Ya habían terminado la cena. El viejo campesino (no era viejo en realidad; su piel no estaba marchita por los años sino curtida por el trabajo a la intemperie), se echó hacia atrás en su silla a fumar una pipa de cerámica llena de perfumado tabaco. Dragosani encendió un cigarrillo Rothmans; Borowitz le había comprado un paquete de doscientos en una tienda de Moscú que sólo podía frecuentar la élite del partido. Los dos chicos se fueron a terminar con los trabajos del día y las mujeres se retiraron a lavar los platos.

La observación de Kinkovsi sobre la «historia local» había sorprendido al principio a Dragosani, pero luego recordó que ésa era la razón que había dado para justificar su presencia en el lugar. Aspiró el humo de su cigarrillo, y se preguntó cuan lejos podía llegar con sus explicaciones. Por un lado, se suponía que era un empresario de pompas fúnebres, y tal vez no llamara la atención que sus inclinaciones fuesen un tanto morbosas.

—Sí, podemos decir que se trata de la historia local, pero en ese caso también podría haber ido a Hungría, o haberme quedado en Moldavia, o cruzado los Alpes hasta Gradea.
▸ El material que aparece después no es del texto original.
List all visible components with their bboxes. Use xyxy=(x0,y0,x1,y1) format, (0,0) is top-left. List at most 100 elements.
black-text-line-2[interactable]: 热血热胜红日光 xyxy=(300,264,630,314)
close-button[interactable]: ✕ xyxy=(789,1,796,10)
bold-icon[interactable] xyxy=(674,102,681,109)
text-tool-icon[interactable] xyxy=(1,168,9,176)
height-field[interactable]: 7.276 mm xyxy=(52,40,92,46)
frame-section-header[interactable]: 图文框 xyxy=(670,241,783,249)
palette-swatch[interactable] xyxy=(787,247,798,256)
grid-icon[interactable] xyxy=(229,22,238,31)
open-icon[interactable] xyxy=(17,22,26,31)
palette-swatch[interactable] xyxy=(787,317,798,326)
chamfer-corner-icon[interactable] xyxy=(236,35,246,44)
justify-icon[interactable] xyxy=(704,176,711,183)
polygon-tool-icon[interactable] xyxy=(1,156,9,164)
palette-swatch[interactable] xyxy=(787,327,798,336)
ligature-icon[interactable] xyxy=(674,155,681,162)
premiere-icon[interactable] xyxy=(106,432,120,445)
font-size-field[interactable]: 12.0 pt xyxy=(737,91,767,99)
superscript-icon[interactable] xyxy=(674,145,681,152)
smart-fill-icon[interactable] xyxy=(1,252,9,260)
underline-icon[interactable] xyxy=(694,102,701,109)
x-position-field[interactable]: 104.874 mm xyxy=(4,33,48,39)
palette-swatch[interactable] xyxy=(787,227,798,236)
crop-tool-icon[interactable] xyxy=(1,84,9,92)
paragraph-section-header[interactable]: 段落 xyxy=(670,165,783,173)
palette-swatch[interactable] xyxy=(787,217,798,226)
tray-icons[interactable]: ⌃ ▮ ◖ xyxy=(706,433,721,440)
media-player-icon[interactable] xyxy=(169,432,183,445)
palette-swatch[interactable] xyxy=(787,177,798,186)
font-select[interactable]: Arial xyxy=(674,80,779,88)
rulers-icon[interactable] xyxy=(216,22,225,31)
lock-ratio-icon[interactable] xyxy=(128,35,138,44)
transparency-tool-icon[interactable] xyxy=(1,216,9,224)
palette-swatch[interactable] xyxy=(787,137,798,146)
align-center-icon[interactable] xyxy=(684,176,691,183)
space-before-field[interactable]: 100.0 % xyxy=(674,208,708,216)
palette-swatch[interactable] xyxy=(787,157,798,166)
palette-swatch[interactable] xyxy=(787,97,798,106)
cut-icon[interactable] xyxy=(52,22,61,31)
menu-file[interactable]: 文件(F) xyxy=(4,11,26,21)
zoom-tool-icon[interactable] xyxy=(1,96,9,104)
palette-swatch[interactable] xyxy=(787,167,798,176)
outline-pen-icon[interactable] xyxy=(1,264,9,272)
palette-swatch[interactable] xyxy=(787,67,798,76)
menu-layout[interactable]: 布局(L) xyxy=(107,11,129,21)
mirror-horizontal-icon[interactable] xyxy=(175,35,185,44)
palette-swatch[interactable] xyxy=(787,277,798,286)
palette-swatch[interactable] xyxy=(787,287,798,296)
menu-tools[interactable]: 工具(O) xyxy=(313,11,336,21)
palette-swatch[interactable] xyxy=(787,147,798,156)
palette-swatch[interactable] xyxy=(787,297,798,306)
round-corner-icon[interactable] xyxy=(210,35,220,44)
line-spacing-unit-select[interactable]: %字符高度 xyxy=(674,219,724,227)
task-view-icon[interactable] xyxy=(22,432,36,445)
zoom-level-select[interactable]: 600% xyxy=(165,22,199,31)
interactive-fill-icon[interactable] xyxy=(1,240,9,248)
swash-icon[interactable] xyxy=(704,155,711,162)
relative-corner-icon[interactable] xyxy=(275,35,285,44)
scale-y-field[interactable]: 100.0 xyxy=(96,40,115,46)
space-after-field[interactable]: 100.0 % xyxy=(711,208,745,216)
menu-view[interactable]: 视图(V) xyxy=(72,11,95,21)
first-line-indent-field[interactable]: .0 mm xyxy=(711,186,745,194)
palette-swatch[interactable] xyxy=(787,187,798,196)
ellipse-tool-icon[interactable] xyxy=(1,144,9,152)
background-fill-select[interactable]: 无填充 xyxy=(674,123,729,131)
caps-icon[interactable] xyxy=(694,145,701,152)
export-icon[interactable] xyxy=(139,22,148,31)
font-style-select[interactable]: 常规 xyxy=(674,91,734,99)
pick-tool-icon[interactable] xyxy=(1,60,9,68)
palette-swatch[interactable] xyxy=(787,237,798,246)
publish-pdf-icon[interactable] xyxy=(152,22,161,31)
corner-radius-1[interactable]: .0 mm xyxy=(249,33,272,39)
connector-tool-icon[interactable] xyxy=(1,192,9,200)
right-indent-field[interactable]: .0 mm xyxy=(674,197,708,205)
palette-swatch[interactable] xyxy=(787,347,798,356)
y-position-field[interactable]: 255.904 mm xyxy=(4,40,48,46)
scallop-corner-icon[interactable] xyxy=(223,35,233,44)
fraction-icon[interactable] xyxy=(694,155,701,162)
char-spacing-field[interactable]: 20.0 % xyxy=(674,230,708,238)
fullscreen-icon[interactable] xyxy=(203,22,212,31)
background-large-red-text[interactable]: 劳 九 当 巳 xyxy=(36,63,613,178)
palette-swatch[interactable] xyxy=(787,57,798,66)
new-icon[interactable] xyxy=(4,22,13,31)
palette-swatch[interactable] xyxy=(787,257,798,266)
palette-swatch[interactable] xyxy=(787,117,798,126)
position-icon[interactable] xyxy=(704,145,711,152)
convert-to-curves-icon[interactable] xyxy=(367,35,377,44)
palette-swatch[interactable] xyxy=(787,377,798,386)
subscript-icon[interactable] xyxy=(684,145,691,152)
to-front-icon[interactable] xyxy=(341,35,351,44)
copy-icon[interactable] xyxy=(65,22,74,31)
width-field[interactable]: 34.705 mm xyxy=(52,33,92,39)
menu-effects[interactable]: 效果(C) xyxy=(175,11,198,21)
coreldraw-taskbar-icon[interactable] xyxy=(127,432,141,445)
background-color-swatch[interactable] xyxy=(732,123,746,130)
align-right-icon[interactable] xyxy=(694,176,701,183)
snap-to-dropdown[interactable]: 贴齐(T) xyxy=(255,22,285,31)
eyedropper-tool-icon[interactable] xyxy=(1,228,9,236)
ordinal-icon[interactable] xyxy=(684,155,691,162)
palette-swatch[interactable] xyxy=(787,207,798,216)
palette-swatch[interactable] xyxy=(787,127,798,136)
O haber ido a Yugoslavia, o incluso haber llegado por el este a un lugar tan lejano como Mongolia. Todas estas regiones tienen algo en común que me interesa, pero ésta me atrae más que ninguna, porque aquí está el lugar donde nací.

—¿Y qué es lo que tienen en común que le interesa? ¿Las montañas? ¿O quizá las batallas? ¡Dios sabe la de guerras que ha conocido mi país!

Kinkovsi no había entablado esta conversación por cortesía, sino porque estaba realmente interesado. Escanció un poco más del vino de la hacienda —hecho con las uvas del lugar, y de una excelente calidad— en la copa de Dragosani y volvió a llenar la suya.